As formas alternativas de solução de conflitos no código de processo civil: o processo pensado sob o prisma democrático

Autores

  • Alexsandra Gato Rodrigues Universidade de Cruz Alta Unicruz
  • José Francisco Dias da Costa Lyra Instituto Cenecista de Ensino Superior - IESA e na Universidade Regional Integrada do Alto Uruguai e das Missões - URI

DOI:

https://doi.org/10.21910/rbsd.v5n3.2018.216

Resumo

No decorrer da história da humanidade os conflitos humanos foram submetidos a diferentes formas de tratamento e solução. Almeja-se um processo civil associado a um Judiciário difundido, que identifique as diferenças através de um poder compartilhado por todos os sujeitos que atuam no processo em um dimensionamento espaço-temporal compatível às exigências constitucionais. A mediação ganha ênfase no âmbito do Poder Judiciário brasileiro através de políticas públicas voltadas ao incentivo do uso dos métodos autocompositivos no tratamento e controle dos conflitos interpessoais e do demandismo exagerado. Com o advento do Código de Processo Civil de 2015 o direito brasileiro consolidou a adoção, o estímulo e a aplicabilidade dos métodos alternativos de solução de conflitos no âmbito do Poder Judiciário.Neste contesto indaga-se as formas alternativas de solução de conflitos no código de processo civil surgem como uma nova alternativa processual pensado sob o prisma democrático?
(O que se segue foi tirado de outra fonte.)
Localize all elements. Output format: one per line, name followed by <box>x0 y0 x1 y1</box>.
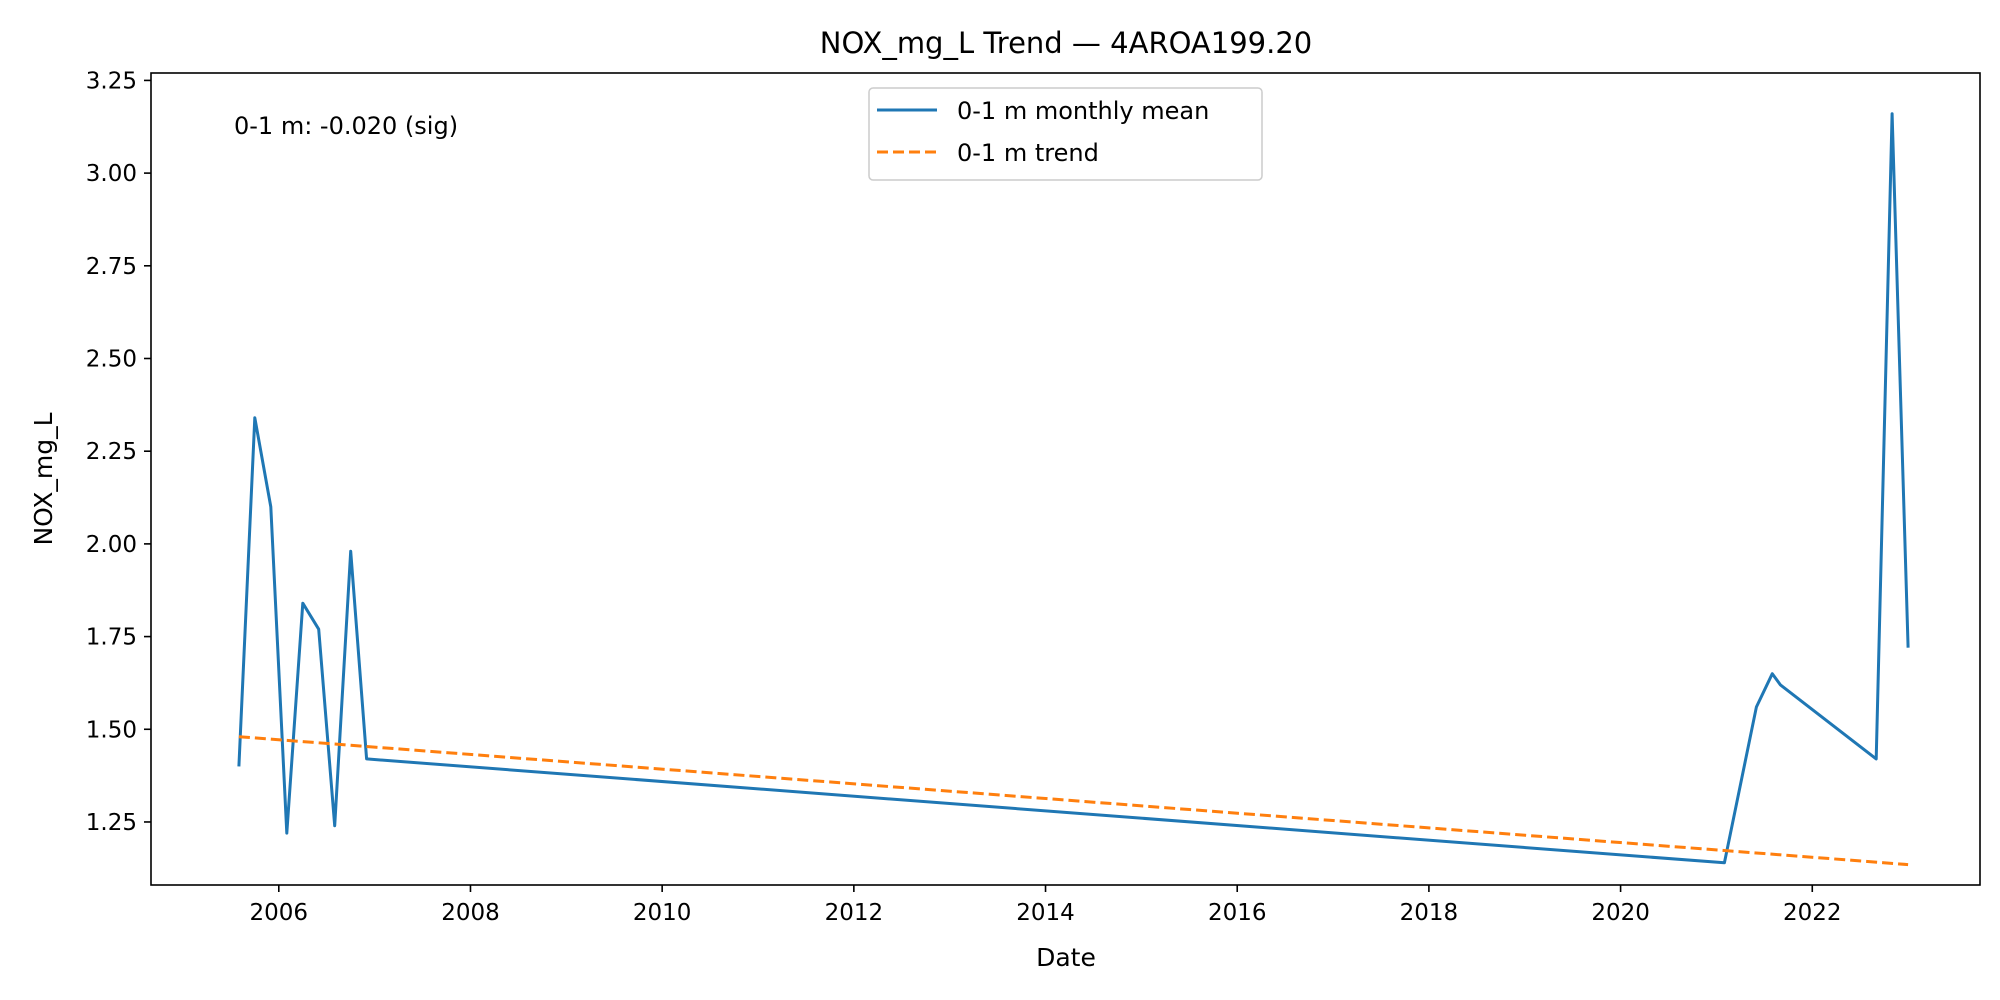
y-tick-label: 1.75 <box>86 625 137 651</box>
y-tick-label: 2.25 <box>86 439 137 465</box>
x-axis: 2006 2008 2010 2012 2014 2016 2018 2020 2022 <box>250 885 1842 926</box>
plot-frame <box>150 72 1981 886</box>
x-tick-label: 2020 <box>1591 900 1650 926</box>
y-tick-label: 2.50 <box>86 346 137 372</box>
trend-annotation: 0-1 m: -0.020 (sig) <box>234 112 458 140</box>
legend: 0-1 m monthly mean 0-1 m trend <box>868 87 1263 181</box>
y-axis: 1.25 1.50 1.75 2.00 2.25 2.50 2.75 3.00 3.25 <box>86 68 151 836</box>
x-axis-label: Date <box>1036 943 1096 972</box>
y-tick-label: 1.25 <box>86 810 137 836</box>
legend-label-monthly-mean: 0-1 m monthly mean <box>957 97 1209 125</box>
y-tick-label: 3.25 <box>86 68 137 94</box>
x-tick-label: 2016 <box>1208 900 1267 926</box>
x-tick-label: 2022 <box>1783 900 1842 926</box>
y-tick-label: 1.50 <box>86 717 137 743</box>
x-tick-label: 2008 <box>441 900 500 926</box>
x-tick-label: 2012 <box>825 900 884 926</box>
y-tick-label: 3.00 <box>86 161 137 187</box>
x-tick-label: 2006 <box>250 900 309 926</box>
plot-lines <box>237 112 1910 867</box>
y-axis-label: NOX_mg_L <box>29 412 58 545</box>
legend-label-trend: 0-1 m trend <box>957 139 1099 167</box>
series-line-monthly-mean <box>237 112 1910 865</box>
x-tick-label: 2010 <box>633 900 692 926</box>
y-tick-label: 2.75 <box>86 254 137 280</box>
series-line-trend <box>238 735 1909 867</box>
x-tick-label: 2014 <box>1016 900 1075 926</box>
chart-title: NOX_mg_L Trend — 4AROA199.20 <box>820 26 1312 60</box>
legend-box <box>868 87 1263 181</box>
x-tick-label: 2018 <box>1400 900 1459 926</box>
y-tick-label: 2.00 <box>86 532 137 558</box>
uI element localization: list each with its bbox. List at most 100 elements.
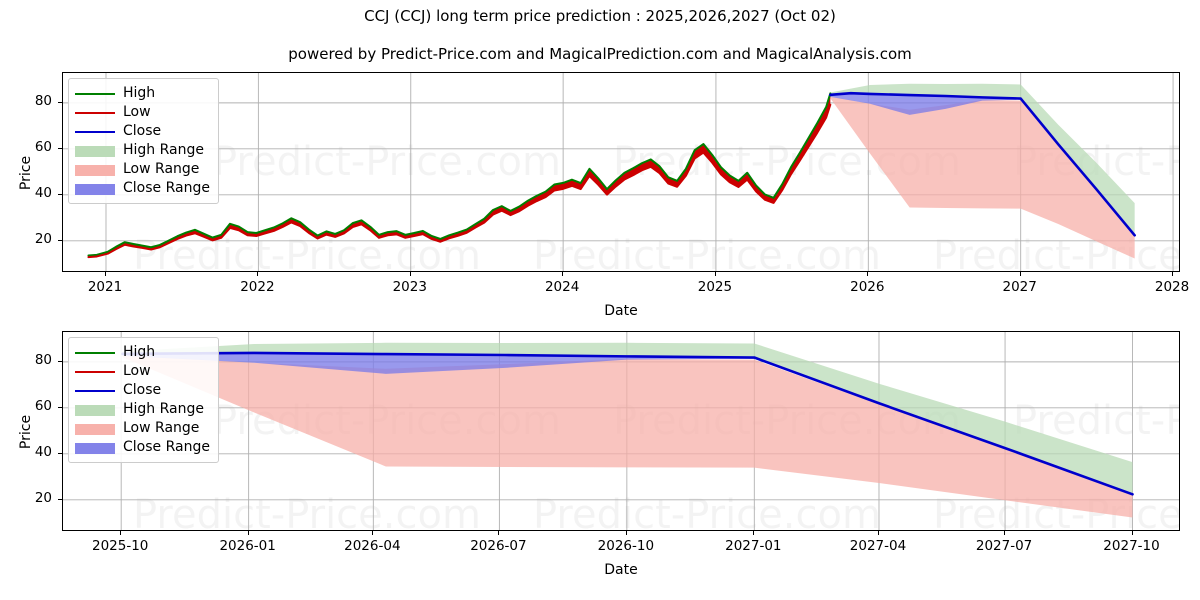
figure-subtitle: powered by Predict-Price.com and Magical… [288,45,912,63]
legend-label: Low Range [123,161,200,177]
x-tick-label: 2026-10 [597,538,655,554]
y-tick-label: 60 [34,138,52,155]
legend-label: Close [123,382,162,398]
series-line-close [829,91,1136,237]
legend-item-low: Low [75,103,210,122]
bottom-chart-y-axis-label: Price [18,414,34,450]
legend-swatch-icon [75,164,115,176]
x-tick-mark [105,272,106,276]
x-tick-mark [867,272,869,276]
y-tick-mark [58,239,62,241]
y-tick-mark [58,147,62,149]
x-tick-mark [1131,531,1133,535]
y-tick-label: 80 [34,92,52,109]
x-tick-label: 2027 [1002,279,1037,295]
legend-item-high-range: High Range [75,400,210,419]
x-tick-label: 2027-01 [725,538,782,554]
legend-swatch-icon [75,126,115,138]
legend-item-low-range: Low Range [75,419,210,438]
y-tick-mark [58,498,62,500]
legend-swatch-icon [75,366,115,378]
x-tick-label: 2025 [697,279,733,295]
x-tick-label: 2026-07 [470,538,527,554]
top-chart-plot-area: Predict-Price.comPredict-Price.comPredic… [62,72,1180,272]
legend-swatch-icon [75,107,115,119]
x-tick-mark [372,531,374,535]
band-low-range [830,96,1135,259]
band-low-range [122,355,1133,518]
band-high-range [122,342,1133,495]
legend-label: Low Range [123,420,200,436]
x-tick-mark [409,272,411,276]
legend-item-close-range: Close Range [75,438,210,457]
top-chart-legend: High Low Close High Range Low Range Close Ran… [68,78,219,204]
legend-swatch-icon [75,423,115,435]
bottom-chart-legend: High Low Close High Range Low Range Close Ran… [68,337,219,463]
y-tick-mark [58,452,62,454]
legend-swatch-icon [75,404,115,416]
top-chart-y-axis-label: Price [18,155,34,191]
x-tick-mark [877,531,879,535]
x-tick-label: 2027-04 [849,538,907,554]
x-tick-label: 2026 [850,279,885,295]
legend-label: High [123,344,156,360]
x-tick-mark [562,272,564,276]
x-tick-label: 2022 [240,279,275,295]
legend-label: High Range [123,142,204,158]
legend-swatch-icon [75,442,115,454]
legend-item-high: High [75,84,210,103]
legend-swatch-icon [75,183,115,195]
legend-swatch-icon [75,385,115,397]
x-tick-mark [753,531,755,535]
y-tick-mark [58,406,62,408]
y-tick-label: 20 [34,489,52,506]
y-tick-label: 40 [34,184,52,201]
legend-item-high: High [75,343,210,362]
x-tick-mark [498,531,500,535]
series-line-low [87,103,832,259]
x-tick-label: 2028 [1154,279,1190,295]
y-tick-label: 80 [34,351,52,368]
page-title: CCJ (CCJ) long term price prediction : 2… [364,7,836,25]
y-tick-mark [58,360,62,362]
legend-item-close: Close [75,381,210,400]
x-tick-label: 2027-07 [975,538,1033,554]
legend-item-close: Close [75,122,210,141]
legend-swatch-icon [75,145,115,157]
legend-label: Close Range [123,439,210,455]
x-tick-label: 2023 [392,279,427,295]
x-tick-mark [714,272,716,276]
x-tick-mark [1004,531,1006,535]
series-line-high [87,92,832,257]
legend-label: Low [123,363,151,379]
x-tick-label: 2027-10 [1103,538,1160,554]
x-tick-label: 2026-04 [344,538,401,554]
x-tick-mark [120,531,122,535]
legend-label: Close Range [123,180,210,196]
legend-label: High Range [123,401,204,417]
legend-item-high-range: High Range [75,141,210,160]
bottom-chart-plot-area: Predict-Price.comPredict-Price.comPredic… [62,331,1180,531]
x-tick-label: 2024 [544,279,580,295]
x-tick-mark [1172,272,1174,276]
x-tick-mark [257,272,259,276]
x-tick-mark [247,531,249,535]
legend-swatch-icon [75,347,115,359]
legend-item-low: Low [75,362,210,381]
x-tick-label: 2021 [87,279,123,295]
legend-swatch-icon [75,88,115,100]
legend-item-close-range: Close Range [75,179,210,198]
y-tick-mark [58,193,62,195]
y-tick-mark [58,101,62,103]
x-tick-label: 2025-10 [91,538,149,554]
y-tick-label: 20 [34,230,52,247]
y-tick-label: 60 [34,397,52,414]
y-tick-label: 40 [34,443,52,460]
x-tick-label: 2026-01 [219,538,276,554]
legend-item-low-range: Low Range [75,160,210,179]
top-chart-x-axis-label: Date [604,303,638,319]
series-line-close [121,351,1134,496]
x-tick-mark [625,531,627,535]
legend-label: Low [123,104,151,120]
Para enfrentar este questionamento, utilizar-se-á como teoria de base o método dedutivo, com a técnica de pesquisa bibliográfica. Assim, propõe-se o Código de Processo Civil através das formas autocompositivas, em uma espécie de conclamação para que o Poder Judiciário supere as relações de subordinação para as relações de cooperação, busque uma Justiça que estimule mais a cultura das soluções consensuais de conflitos

Biografia do Autor

Alexsandra Gato Rodrigues, Universidade de Cruz Alta Unicruz

Doutoranda em Direito pela Universidade Regional Integrada do Alto Uruguai e das Missões (URI/Santo Ângelo), Mestre em Direito pela Universidade de Santa Maria (UFSM); Mestra em Desenvolvimento pela Universidade Regional do Noroeste do Estado (Unijuí); Especialista em Direito Constitucional plico pelo Centro Universitário Franciscano (Unifra); Graduada em Direito pela Universidade de Cruz Alta (Unicruz). Advogada, Conciliadora Judicial e Professora do Curso de Direito da Unicruz.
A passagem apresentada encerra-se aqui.